I'd expected—and slightly dreaded—the prospect of choosing an omega. Ronson Cadogan had avoided choosing his own for decades, afraid of showing favor to the wrong family too soon in his reign. It'd bit him in the ass, making him look weak and indecisive. I wouldn't make that mistake, but I understood his reticence. He had one now, at last, and I wondered if she'd bossed him into it the way this woman was doing with me.
Because Brigid was right—I'd look both an idiot and a petty ruler if I yanked an omega out from one of the men who'd fought me for position as alpha, and then turned around and claimed an entirely different woman.
Especially when this one was strong, confident, and powerfully appealing.
"This is what you want?" I asked.
Brigid let out a sound that was meant to be a laugh, and in it I heard all the nerves, the fear she'd hidden so well. "I wanted my cottage, my life there, the peace I thought I'd been promised when Malcolm let me leave his house. But you aren't the only one he'll take this out on. I need your protection. And you needme."
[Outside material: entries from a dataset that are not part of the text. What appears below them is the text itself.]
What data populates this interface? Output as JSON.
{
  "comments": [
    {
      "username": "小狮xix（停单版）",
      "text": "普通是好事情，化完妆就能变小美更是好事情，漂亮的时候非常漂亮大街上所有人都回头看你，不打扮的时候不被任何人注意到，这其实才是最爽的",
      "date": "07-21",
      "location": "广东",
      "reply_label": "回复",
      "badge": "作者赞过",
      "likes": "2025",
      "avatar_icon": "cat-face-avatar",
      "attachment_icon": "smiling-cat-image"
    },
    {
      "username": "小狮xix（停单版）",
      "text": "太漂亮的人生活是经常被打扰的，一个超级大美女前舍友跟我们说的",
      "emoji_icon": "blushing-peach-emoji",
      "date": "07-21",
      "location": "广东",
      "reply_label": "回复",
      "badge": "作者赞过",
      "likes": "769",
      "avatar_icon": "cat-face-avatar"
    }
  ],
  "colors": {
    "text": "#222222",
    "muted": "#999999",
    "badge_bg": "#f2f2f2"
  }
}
I should've been ashamed of the truth that she spelled out so clearly. Instead, I was itching to reach for her, to draw her against me and coax her into telling me again how many children she wanted me to give her.
The promise of a son was a dangerous offer from an omega. Birthing a dragon's wings could cost a woman her life, and for all I knew, Barr had been telling the truth and she was lying to me.
I didn't particularly care. The fun was in the effort of production, and it was a prospect I'd let myself entertain last night before I'd fallen asleep.
"Then you are mine, Omega Feargus," I declared.
She blinked at that, going pale, and then flushed. Her arms dropped to her sides, stunned, as if it was all occurring to her at once too. If Barr had hurt her in the past, or she showed any qualms in being intimate, I would find another solution, I realized. I wanted the bossy little queen in my bed, but I wouldn't drag a desperate woman looking for safety there.